Così ha raccontato Nicola Mendelsohn, la quarantaseienne manager di Facebook, definita una delle donne più potenti del tech. Domenica 4 febbraio ha annunciato pubblicamente di essere affetta da un linfoma follicolare, un tumore incurabile del sangue che l’ha colpita nel novembre 2016.

Un anno dopo la terribile scoperta ha preso coraggio e ha parlato, nella speranza di poter aiutare chi come lei stava provando sulla sua pelle le stesse emozioni e preoccupazioni, e nel contempo consapevole che condividere la sua pena con gli altri l’avrebbe aiutata.

“È stato difficile.

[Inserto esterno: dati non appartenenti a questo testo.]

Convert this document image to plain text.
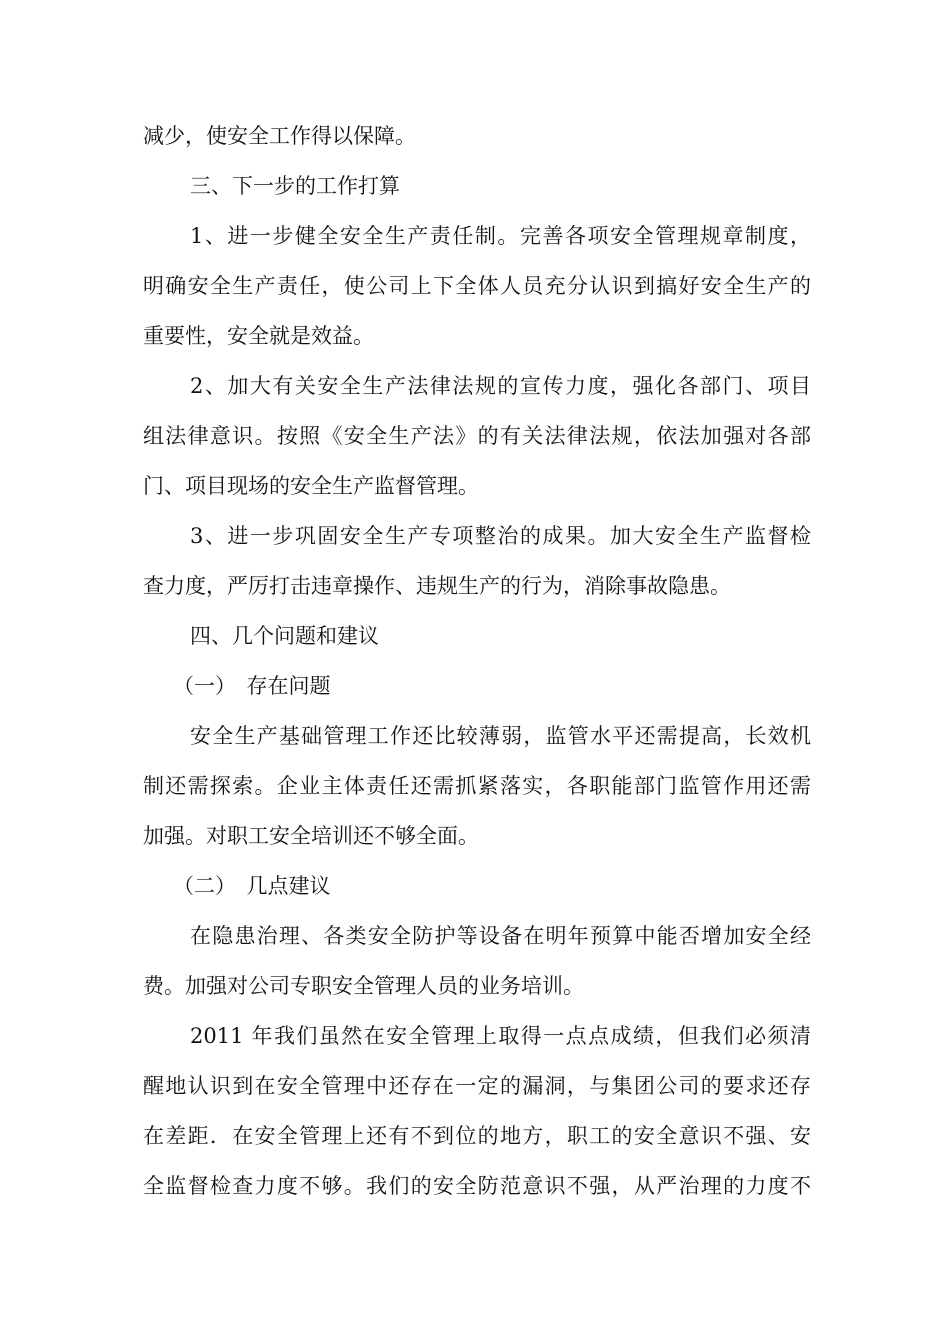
减少，使安全工作得以保障。
三、下一步的工作打算
1、进一步健全安全生产责任制。完善各项安全管理规章制度，
明确安全生产责任，使公司上下全体人员充分认识到搞好安全生产的
重要性，安全就是效益。
2、加大有关安全生产法律法规的宣传力度，强化各部门、项目
组法律意识。按照《安全生产法》的有关法律法规，依法加强对各部
门、项目现场的安全生产监督管理。
3、进一步巩固安全生产专项整治的成果。加大安全生产监督检
查力度，严厉打击违章操作、违规生产的行为，消除事故隐患。
四、几个问题和建议
（一）　存在问题
安全生产基础管理工作还比较薄弱，监管水平还需提高，长效机
制还需探索。企业主体责任还需抓紧落实，各职能部门监管作用还需
加强。对职工安全培训还不够全面。
（二）　几点建议
在隐患治理、各类安全防护等设备在明年预算中能否增加安全经
费。加强对公司专职安全管理人员的业务培训。
2011 年我们虽然在安全管理上取得一点点成绩，但我们必须清
醒地认识到在安全管理中还存在一定的漏洞，与集团公司的要求还存
在差距．在安全管理上还有不到位的地方，职工的安全意识不强、安
全监督检查力度不够。我们的安全防范意识不强，从严治理的力度不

Ma se fai ciò che ti spaventa impari di più. La malattia, e soprattutto il cancro, sono ancora molto stigmatizzati. Dopo la pubblicazione della mia lettera sul Sunday Times, però, molti manager mi hanno contattato per raccontarmi esperienze simili alla mia. Se più persone facessero come me in molti potrebbero trarne giovamento”.

Proprio grazie a Facebook, la Mendhelson ha trovato uno spiraglio di luce in i giorni bui e pieni di sofferenza.

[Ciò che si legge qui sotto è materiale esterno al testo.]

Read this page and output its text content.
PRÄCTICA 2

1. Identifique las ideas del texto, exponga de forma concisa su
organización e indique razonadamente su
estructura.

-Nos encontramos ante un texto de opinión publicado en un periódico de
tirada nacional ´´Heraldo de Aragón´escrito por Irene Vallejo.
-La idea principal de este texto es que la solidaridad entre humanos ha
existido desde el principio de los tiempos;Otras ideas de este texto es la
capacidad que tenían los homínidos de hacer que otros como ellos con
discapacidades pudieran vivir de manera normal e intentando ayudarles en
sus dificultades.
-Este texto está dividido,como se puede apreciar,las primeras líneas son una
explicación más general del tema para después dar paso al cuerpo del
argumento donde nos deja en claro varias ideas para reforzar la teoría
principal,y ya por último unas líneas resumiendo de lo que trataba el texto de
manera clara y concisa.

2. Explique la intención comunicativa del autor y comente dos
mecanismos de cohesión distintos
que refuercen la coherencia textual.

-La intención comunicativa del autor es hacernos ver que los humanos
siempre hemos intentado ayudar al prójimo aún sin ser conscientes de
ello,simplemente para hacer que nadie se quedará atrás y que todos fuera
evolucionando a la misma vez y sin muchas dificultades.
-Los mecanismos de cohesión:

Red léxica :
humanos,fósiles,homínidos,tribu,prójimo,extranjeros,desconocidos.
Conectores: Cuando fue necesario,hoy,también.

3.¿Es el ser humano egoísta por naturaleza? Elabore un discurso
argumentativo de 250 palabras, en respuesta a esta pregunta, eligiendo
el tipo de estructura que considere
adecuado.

“Sono entrata nel gruppo Living with Follicular Lymphoma due mesi dopo la diagnosi: ci sono 4 mila persone da 90 Paesi che si danno consigli sulla malattia, su come affrontare le cure. Ricevo e spero di dare anche io un supporto importante”.

La manager ha poi voluto lanciare un messaggio, sottolineando l’importanza dell’interagire con gli altri. I social network aiutano proprio a fare questo, quindi le persone dovrebbero cercare di sfruttarli al meglio

“In questi giorni sono stata contattata da persone che viste da fuori sembravano avere qualsiasi cosa si possa chiedere e in realtà stanno affrontando situazioni difficili. L’apertura verso gli altri è una parte importante della nostra cultura. Se qualcosa non va, se hai delle sfide da affrontare, dillo a chi ti circonda. Quello che i social network hanno introdotto è la possibilità di condividere esperienze o sofferenze significative con persone in cui altrimenti non ci si sarebbe mai imbattuti”.